Fond bitcoin pour l'amélioration du site: 1memzGeKS7CB3ECNkzSn2qHwxU6NZoJ8o
  Dogecoin (tips/pourboires): DCLoo9Dd4qECqpMLurdgGnaoqbftj16Nvp


Home | Publier un mémoire | Une page au hasard

 > 

Les déterminants de la mortalité infanto-juvénile au Tchad

( Télécharger le fichier original )
par Tao Vridaou
Institut de Fomation et de Recherche Démographiques (IFORD) - Diplôme d'Etudes Supérieures Spécialisées en Démographie (DESSD) 2004
  

précédent sommaire suivant

Bitcoin is a swarm of cyber hornets serving the goddess of wisdom, feeding on the fire of truth, exponentially growing ever smarter, faster, and stronger behind a wall of encrypted energy

2.1.4. Le contexte sanitaire

La volonté gouvernementale de faire du secteur de la santé une priorité s'est traduite en 1988 par l'adoption d'une politique de santé avec comme objectif principal « d'assurer à la population l'accès à des services de base de qualité » tout en mettant un accent particulier sur les groupes les plus vulnérables (couples mère-enfant) et sur la santé de la reproduction. Par cet objectif, le gouvernement entend donner aux populations les moyens de vivre dans un environnement sain : eau potable, assainissement, lutte contre les principaux vecteurs de maladies et épidémies, nutrition, sécurité alimentaire, libre choix du couple en matière d'espacement de naissances etc. Cette politique a donné lieu à une réorganisation du système de santé. Le système ainsi développé comporte trois niveaux soit le niveau central, intermédiaire et périphérique.

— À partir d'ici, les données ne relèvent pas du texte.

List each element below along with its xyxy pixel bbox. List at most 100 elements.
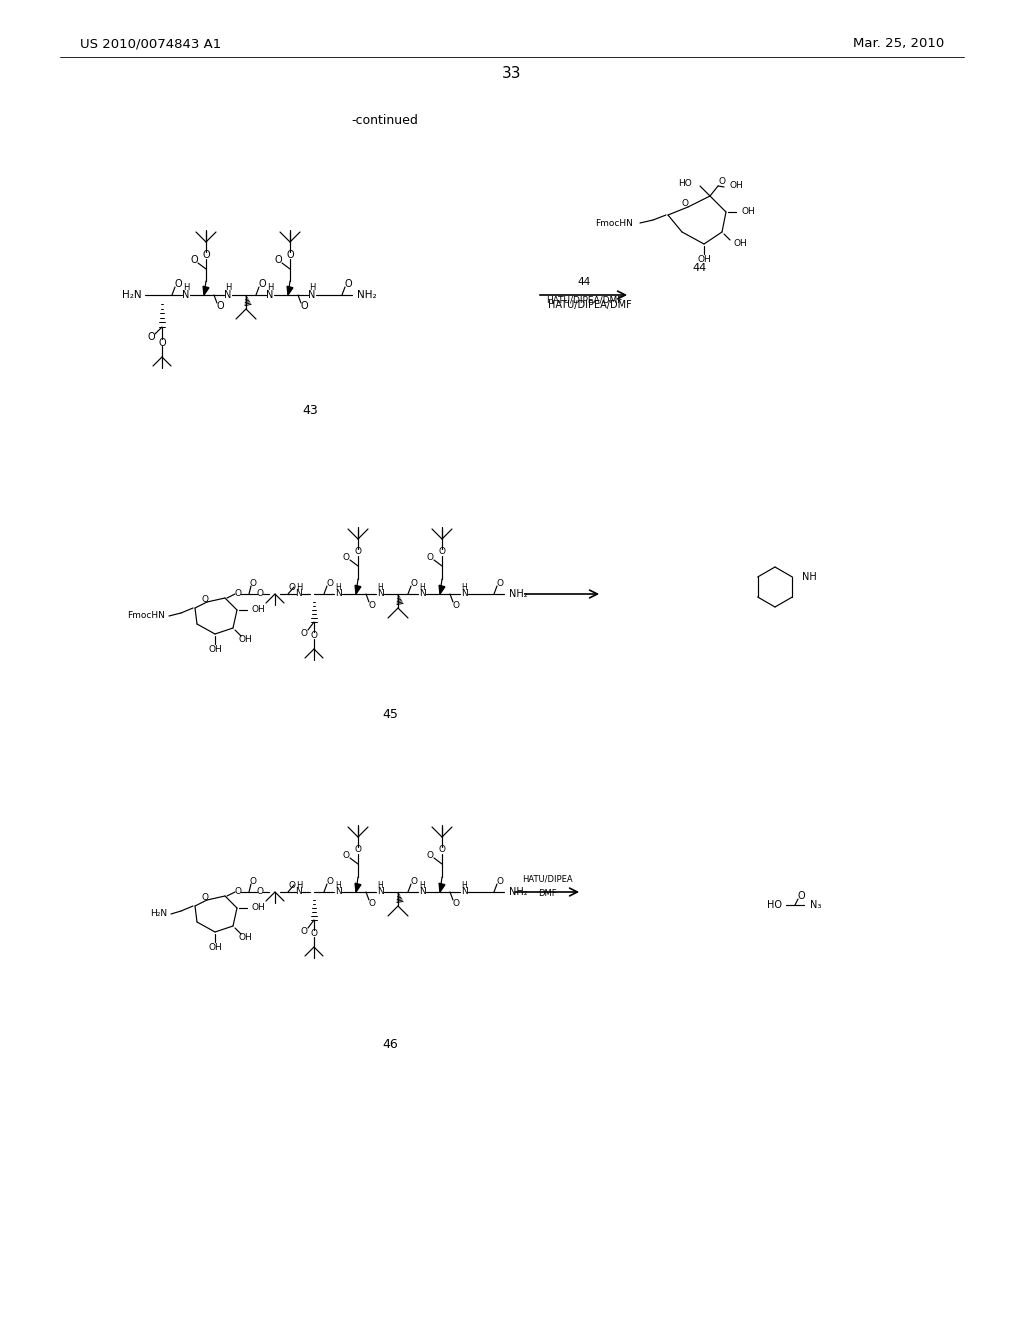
Polygon shape (439, 585, 444, 594)
Text: O: O (354, 548, 361, 557)
Text: FmocHN: FmocHN (127, 611, 165, 620)
Text: H: H (377, 582, 383, 591)
Text: O: O (310, 631, 317, 640)
Text: O: O (497, 578, 504, 587)
Text: O: O (427, 850, 433, 859)
Text: O: O (289, 583, 296, 593)
Text: H: H (419, 582, 425, 591)
Text: O: O (174, 279, 182, 289)
Text: -continued: -continued (351, 114, 419, 127)
Text: O: O (798, 891, 805, 902)
Text: O: O (256, 590, 263, 598)
Text: O: O (234, 887, 242, 896)
Text: NH₂: NH₂ (357, 290, 377, 300)
Text: O: O (202, 249, 210, 260)
Text: H: H (309, 282, 315, 292)
Text: O: O (438, 548, 445, 557)
Text: O: O (497, 876, 504, 886)
Text: HO: HO (767, 900, 782, 909)
Text: H: H (296, 582, 302, 591)
Text: N: N (335, 887, 341, 896)
Text: O: O (682, 198, 688, 207)
Polygon shape (439, 883, 444, 892)
Text: O: O (190, 255, 198, 265)
Text: H: H (335, 880, 341, 890)
Text: HATU/DIPEA/DMF: HATU/DIPEA/DMF (546, 296, 623, 305)
Text: OH: OH (734, 239, 748, 248)
Text: NH: NH (802, 572, 817, 582)
Text: 46: 46 (382, 1039, 398, 1052)
Text: OH: OH (208, 645, 222, 655)
Text: O: O (147, 333, 155, 342)
Text: FmocHN: FmocHN (595, 219, 633, 227)
Polygon shape (355, 883, 360, 892)
Text: N: N (461, 887, 467, 896)
Text: N: N (335, 590, 341, 598)
Text: O: O (300, 628, 307, 638)
Text: H: H (461, 582, 467, 591)
Text: O: O (256, 887, 263, 896)
Text: O: O (342, 850, 349, 859)
Text: O: O (158, 338, 166, 348)
Text: O: O (289, 882, 296, 891)
Text: NH₂: NH₂ (509, 589, 527, 599)
Polygon shape (203, 286, 209, 294)
Text: O: O (250, 578, 256, 587)
Text: O: O (369, 899, 376, 908)
Text: O: O (344, 279, 352, 289)
Text: HATU/DIPEA/DMF: HATU/DIPEA/DMF (548, 300, 632, 310)
Text: O: O (250, 876, 256, 886)
Text: O: O (354, 846, 361, 854)
Text: O: O (274, 255, 282, 265)
Text: H: H (225, 282, 231, 292)
Text: O: O (719, 177, 725, 186)
Text: OH: OH (251, 606, 265, 615)
Text: US 2010/0074843 A1: US 2010/0074843 A1 (80, 37, 221, 50)
Text: H: H (335, 582, 341, 591)
Text: O: O (300, 927, 307, 936)
Text: O: O (216, 301, 224, 312)
Text: NH₂: NH₂ (509, 887, 527, 898)
Text: H: H (296, 880, 302, 890)
Text: H: H (419, 880, 425, 890)
Text: N: N (308, 290, 315, 300)
Text: O: O (286, 249, 294, 260)
Text: 44: 44 (693, 263, 708, 273)
Text: H₂N: H₂N (150, 909, 167, 919)
Text: O: O (327, 578, 334, 587)
Text: N₃: N₃ (810, 900, 821, 909)
Text: H: H (461, 880, 467, 890)
Text: N: N (461, 590, 467, 598)
Text: O: O (411, 876, 418, 886)
Text: O: O (300, 301, 308, 312)
Text: 33: 33 (502, 66, 522, 82)
Polygon shape (355, 585, 360, 594)
Text: OH: OH (742, 207, 756, 216)
Text: DMF: DMF (538, 890, 556, 899)
Text: N: N (377, 887, 383, 896)
Text: N: N (419, 590, 425, 598)
Text: O: O (438, 846, 445, 854)
Text: N: N (266, 290, 273, 300)
Text: N: N (224, 290, 231, 300)
Text: N: N (296, 887, 302, 896)
Text: O: O (310, 929, 317, 939)
Text: 44: 44 (578, 277, 591, 286)
Text: O: O (411, 578, 418, 587)
Text: N: N (296, 590, 302, 598)
Text: H₂N: H₂N (123, 290, 142, 300)
Text: O: O (369, 601, 376, 610)
Text: O: O (327, 876, 334, 886)
Text: OH: OH (251, 903, 265, 912)
Text: HATU/DIPEA: HATU/DIPEA (521, 874, 572, 883)
Text: OH: OH (208, 944, 222, 953)
Text: O: O (453, 899, 460, 908)
Text: OH: OH (697, 256, 711, 264)
Text: 43: 43 (302, 404, 317, 417)
Text: OH: OH (239, 932, 252, 941)
Text: N: N (419, 887, 425, 896)
Text: OH: OH (730, 181, 743, 190)
Text: H: H (267, 282, 273, 292)
Text: O: O (234, 590, 242, 598)
Text: HO: HO (678, 178, 692, 187)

- Le niveau central composé du cabinet du Ministre, des directions centrales et des institutions nationales, est chargé de la conception et de l'orientation de la politique de santé, de l'évaluation, de la supervision de la mise en oeuvre, ainsi que de la mobilisation des ressources. Le niveau central assure le bon fonctionnement du ministère, la distribution du rôle de chacun;

- Le niveau intermédiaire, constitué de quatorze Délégations Préfectorales Sanitaires (DPS) correspondant aux préfectures administratives est chargé de la coordination de la mise en oeuvre de la politique de santé en l'adaptant aux réalités locales et plus précisément de la gestion du personnel. Il devra aussi apporter un appui technique aux Districts Sanitaires (DS) ;

- Le niveau périphérique ou local est constitué de 52 districts sanitaires correspondants à 52 Médecins Chefs de District (MCD), soit 140 847 habitant par District ; et de 791 zones de responsabilités correspondant également à 791 Chefs de Services de Santé de District (CSSD), soit un centre de santé pour 9 436 habitants. Ce niveau local a pour rôle la mise en oeuvre de la politique nationale de santé à travers le Paquet Minimum d'activités (PMA) et le Paquet Complémentaire d'activités (PCA).

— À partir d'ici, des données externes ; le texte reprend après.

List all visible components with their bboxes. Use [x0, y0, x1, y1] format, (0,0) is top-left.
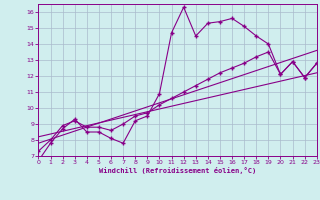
- X-axis label: Windchill (Refroidissement éolien,°C): Windchill (Refroidissement éolien,°C): [99, 167, 256, 174]
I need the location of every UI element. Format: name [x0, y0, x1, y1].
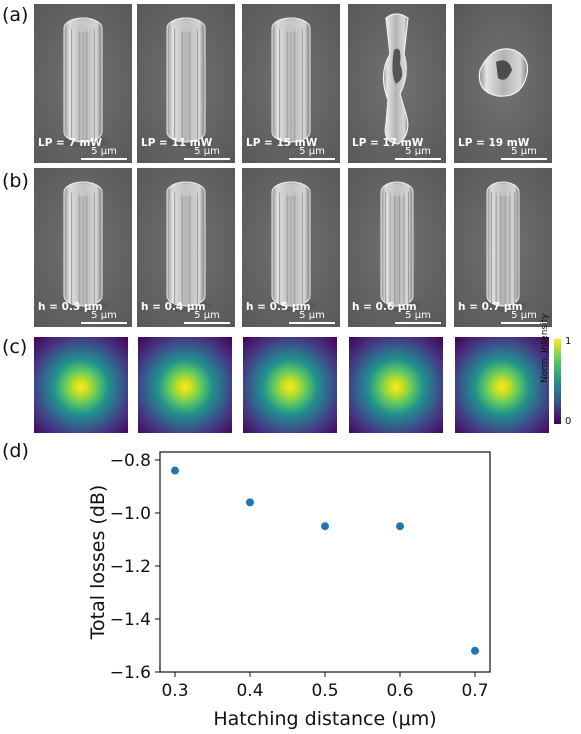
x-tick-label: 0.5: [311, 681, 338, 701]
plot-frame: [159, 451, 491, 673]
colorbar-max: 1: [565, 336, 572, 347]
sem-panel: LP = 7 mW 5 μm: [34, 4, 132, 163]
data-point: [246, 498, 254, 507]
scale-bar: 5 μm: [501, 310, 547, 324]
sem-image: [34, 4, 132, 163]
scale-bar: 5 μm: [184, 310, 230, 324]
sem-image: [454, 168, 552, 327]
sem-image: [348, 4, 446, 163]
y-tick-label: −0.8: [110, 451, 151, 471]
y-tick-label: −1.6: [110, 663, 151, 683]
sem-image: [137, 4, 235, 163]
scale-bar: 5 μm: [289, 146, 335, 160]
scale-bar-label: 5 μm: [511, 310, 537, 321]
x-axis-label: Hatching distance (μm): [213, 708, 436, 730]
scale-bar: 5 μm: [81, 310, 127, 324]
scale-bar: 5 μm: [81, 146, 127, 160]
losses-chart: 0.3 0.4 0.5 0.6 0.7 −0.8 −1.0 −1.2 −1.4 −1.6 Hatch…: [87, 451, 491, 730]
data-point: [471, 646, 479, 655]
panel-label: h = 0.5 μm: [246, 301, 311, 313]
panel-label: LP = 7 mW: [38, 137, 102, 149]
sem-image: [242, 4, 340, 163]
scale-bar-label: 5 μm: [91, 310, 117, 321]
sem-panel: h = 0.6 μm 5 μm: [348, 168, 446, 327]
colorbar: [554, 339, 561, 424]
scale-bar-label: 5 μm: [91, 146, 117, 157]
colorbar-min: 0: [565, 416, 572, 427]
sem-panel: LP = 17 mW 5 μm: [348, 4, 446, 163]
beam-profile: [34, 337, 128, 433]
scale-bar-line: [289, 322, 335, 324]
sem-panel: h = 0.3 μm 5 μm: [34, 168, 132, 327]
scale-bar-label: 5 μm: [194, 146, 220, 157]
sem-panel: LP = 19 mW 5 μm: [454, 4, 552, 163]
sem-panel: h = 0.7 μm 5 μm: [454, 168, 552, 327]
scale-bar-label: 5 μm: [299, 146, 325, 157]
scale-bar-line: [395, 158, 441, 160]
beam-profile: [349, 337, 443, 433]
panel-label: LP = 19 mW: [458, 137, 530, 149]
sem-panel: LP = 15 mW 5 μm: [242, 4, 340, 163]
sem-panel: h = 0.4 μm 5 μm: [137, 168, 235, 327]
scale-bar-line: [184, 322, 230, 324]
beam-profile: [243, 337, 337, 433]
sem-panel: h = 0.5 μm 5 μm: [242, 168, 340, 327]
label-b: (b): [2, 170, 29, 192]
x-tick-label: 0.4: [236, 681, 263, 701]
scale-bar-label: 5 μm: [511, 146, 537, 157]
data-point: [171, 466, 179, 475]
y-tick-label: −1.4: [110, 610, 151, 630]
scale-bar-line: [184, 158, 230, 160]
scale-bar: 5 μm: [184, 146, 230, 160]
scale-bar: 5 μm: [289, 310, 335, 324]
sem-image: [348, 168, 446, 327]
scale-bar-line: [81, 322, 127, 324]
scale-bar-label: 5 μm: [299, 310, 325, 321]
x-tick-label: 0.6: [386, 681, 413, 701]
panel-label: LP = 17 mW: [352, 137, 424, 149]
y-tick-label: −1.2: [110, 557, 151, 577]
label-a: (a): [2, 4, 29, 26]
data-point: [321, 522, 329, 531]
scale-bar-line: [81, 158, 127, 160]
panel-label: h = 0.3 μm: [38, 301, 103, 313]
sem-image: [137, 168, 235, 327]
scale-bar: 5 μm: [501, 146, 547, 160]
panel-label: LP = 11 mW: [141, 137, 213, 149]
scale-bar-line: [395, 322, 441, 324]
x-tick-label: 0.3: [161, 681, 188, 701]
scale-bar-line: [501, 322, 547, 324]
scale-bar-label: 5 μm: [405, 146, 431, 157]
panel-label: LP = 15 mW: [246, 137, 318, 149]
sem-image: [242, 168, 340, 327]
colorbar-title: Norm. Intensity: [540, 313, 550, 383]
data-point: [396, 522, 404, 531]
x-tick-label: 0.7: [461, 681, 488, 701]
y-axis-label: Total losses (dB): [87, 485, 109, 641]
panel-label: h = 0.4 μm: [141, 301, 206, 313]
label-d: (d): [2, 440, 29, 462]
scale-bar: 5 μm: [395, 146, 441, 160]
beam-profile: [455, 337, 549, 433]
panel-label: h = 0.6 μm: [352, 301, 417, 313]
sem-image: [34, 168, 132, 327]
label-c: (c): [2, 336, 28, 358]
sem-image: [454, 4, 552, 163]
sem-panel: LP = 11 mW 5 μm: [137, 4, 235, 163]
scale-bar-label: 5 μm: [194, 310, 220, 321]
scale-bar-line: [289, 158, 335, 160]
scale-bar-line: [501, 158, 547, 160]
scale-bar: 5 μm: [395, 310, 441, 324]
panel-label: h = 0.7 μm: [458, 301, 523, 313]
y-tick-label: −1.0: [110, 504, 151, 524]
scale-bar-label: 5 μm: [405, 310, 431, 321]
beam-profile: [138, 337, 232, 433]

Le district de santé est composé d'une direction de santé du district, d'un hôpital de district et d'un réseau de zones de responsabilité censées être chacune dotée d'un centre de santé. L'équipe cadre de district est chargée de l'opérationnalité du district ; elle doit veiller à l'intégration des activités et assurer la supervision.

Mis à part les services de santé offerts par l'Etat, l'apport du secteur privé lucratif bien qu'embryonnaire reste significatif. Un certain nombre d'Organisation non gouvernementales (ONG) implantées sur le territoire national participent de ce fait au système national de santé et les églises y ont une place significative. Par exemple l'Entente des églises et missions évangéliques au Tchad (EEMET), avec un réseau de 84 centres de santé plus un hôpital ; et l'Union nationale des associations diocésaines (UNAD), avec 80 centres de santé et 3 hôpitaux de district, assurent à elles deux la couverture sanitaire de près de 20% de la population du pays17(*).

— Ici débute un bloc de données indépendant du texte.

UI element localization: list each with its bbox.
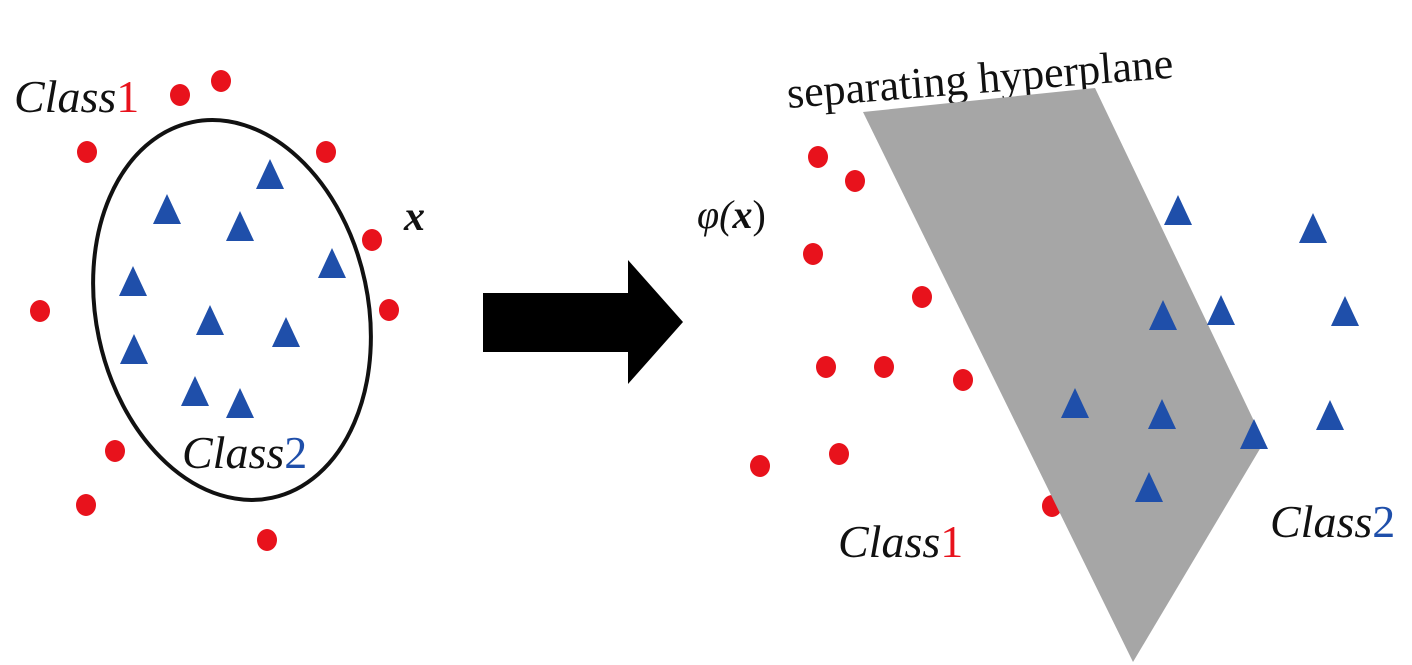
class2-point xyxy=(153,194,181,224)
class2-points-input xyxy=(119,159,346,418)
class1-points-input xyxy=(30,70,399,551)
class1-point xyxy=(874,356,894,378)
class1-point xyxy=(829,443,849,465)
class1-point xyxy=(816,356,836,378)
class1-point xyxy=(76,494,96,516)
class1-point xyxy=(808,146,828,168)
class2-point xyxy=(1149,300,1177,330)
class2-point xyxy=(318,248,346,278)
class1-point xyxy=(912,286,932,308)
class1-point xyxy=(803,243,823,265)
class1-points-feature xyxy=(750,146,1062,517)
class1-point xyxy=(170,84,190,106)
right-arrow-icon xyxy=(483,260,683,384)
input-space-panel: Class1 Class2 x xyxy=(14,70,425,551)
class2-point xyxy=(1061,388,1089,418)
class2-point xyxy=(1299,213,1327,243)
class1-point xyxy=(379,299,399,321)
class1-point xyxy=(105,440,125,462)
class1-point xyxy=(953,369,973,391)
class2-point xyxy=(1148,399,1176,429)
class1-point xyxy=(77,141,97,163)
separating-hyperplane xyxy=(863,88,1264,662)
class2-point xyxy=(226,211,254,241)
input-variable-x: x xyxy=(403,194,425,240)
class1-point xyxy=(30,300,50,322)
class2-point xyxy=(181,376,209,406)
feature-space-panel: separating hyperplane φ(x) Class1 Class2 xyxy=(697,39,1395,662)
class1-point xyxy=(257,529,277,551)
class2-points-feature xyxy=(1061,195,1359,502)
class2-point xyxy=(256,159,284,189)
class2-label-input: Class2 xyxy=(182,427,307,478)
class1-point xyxy=(362,229,382,251)
class1-point xyxy=(211,70,231,92)
class2-point xyxy=(120,334,148,364)
nonlinear-boundary xyxy=(91,118,373,502)
class2-label-feature: Class2 xyxy=(1270,496,1395,547)
mapping-function-label: φ(x) xyxy=(697,192,766,237)
class1-point xyxy=(750,455,770,477)
class2-point xyxy=(1240,419,1268,449)
class2-point xyxy=(1316,400,1344,430)
class2-point xyxy=(1207,295,1235,325)
class2-point xyxy=(226,388,254,418)
class2-point xyxy=(1331,296,1359,326)
class1-point xyxy=(316,141,336,163)
class1-label-feature: Class1 xyxy=(838,516,963,567)
class1-label-input: Class1 xyxy=(14,71,139,122)
class2-point xyxy=(1164,195,1192,225)
class2-point xyxy=(272,317,300,347)
class2-point xyxy=(196,305,224,335)
class1-point xyxy=(845,170,865,192)
class2-point xyxy=(119,266,147,296)
class2-point xyxy=(1135,472,1163,502)
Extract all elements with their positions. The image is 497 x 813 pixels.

Un cadre stratégique englobe la promotion et le développement des districts sanitaires, car il a été recommandé aux autorités nationales de définir pour les districts de santé un paquet minimum de santé pour tous à un coût abordable. Ce Paquet d'activités (PA) comprend trois groupes d'éléments : Les soins de santé primaires18(*) ; Interventions prioritaires de santé19(*) et les Interventions liées à la santé20(*). Pour y parvenir, la mise en oeuvre du Paquet Minimum d'activités (PMA) et du Paquet Complémentaire d'activités (PCA) s'imposent.

Le paquet minimum d'activités (PMA) c'est un certain nombre d'activités de soin (vaccination ; consultations prénatales ; etc.) qui est donné au niveau le plus périphérique ou niveau local par les infirmiers, les agents de santé et les « hommes »et « filles »  de salle. Il est à remarquer ici que les « hommes » et « filles » de salles ne devaient pas donner les soins de santé, mais comme la formation des cadres coûte très cher, l'Etat est obligé de composer avec les non professionnelles.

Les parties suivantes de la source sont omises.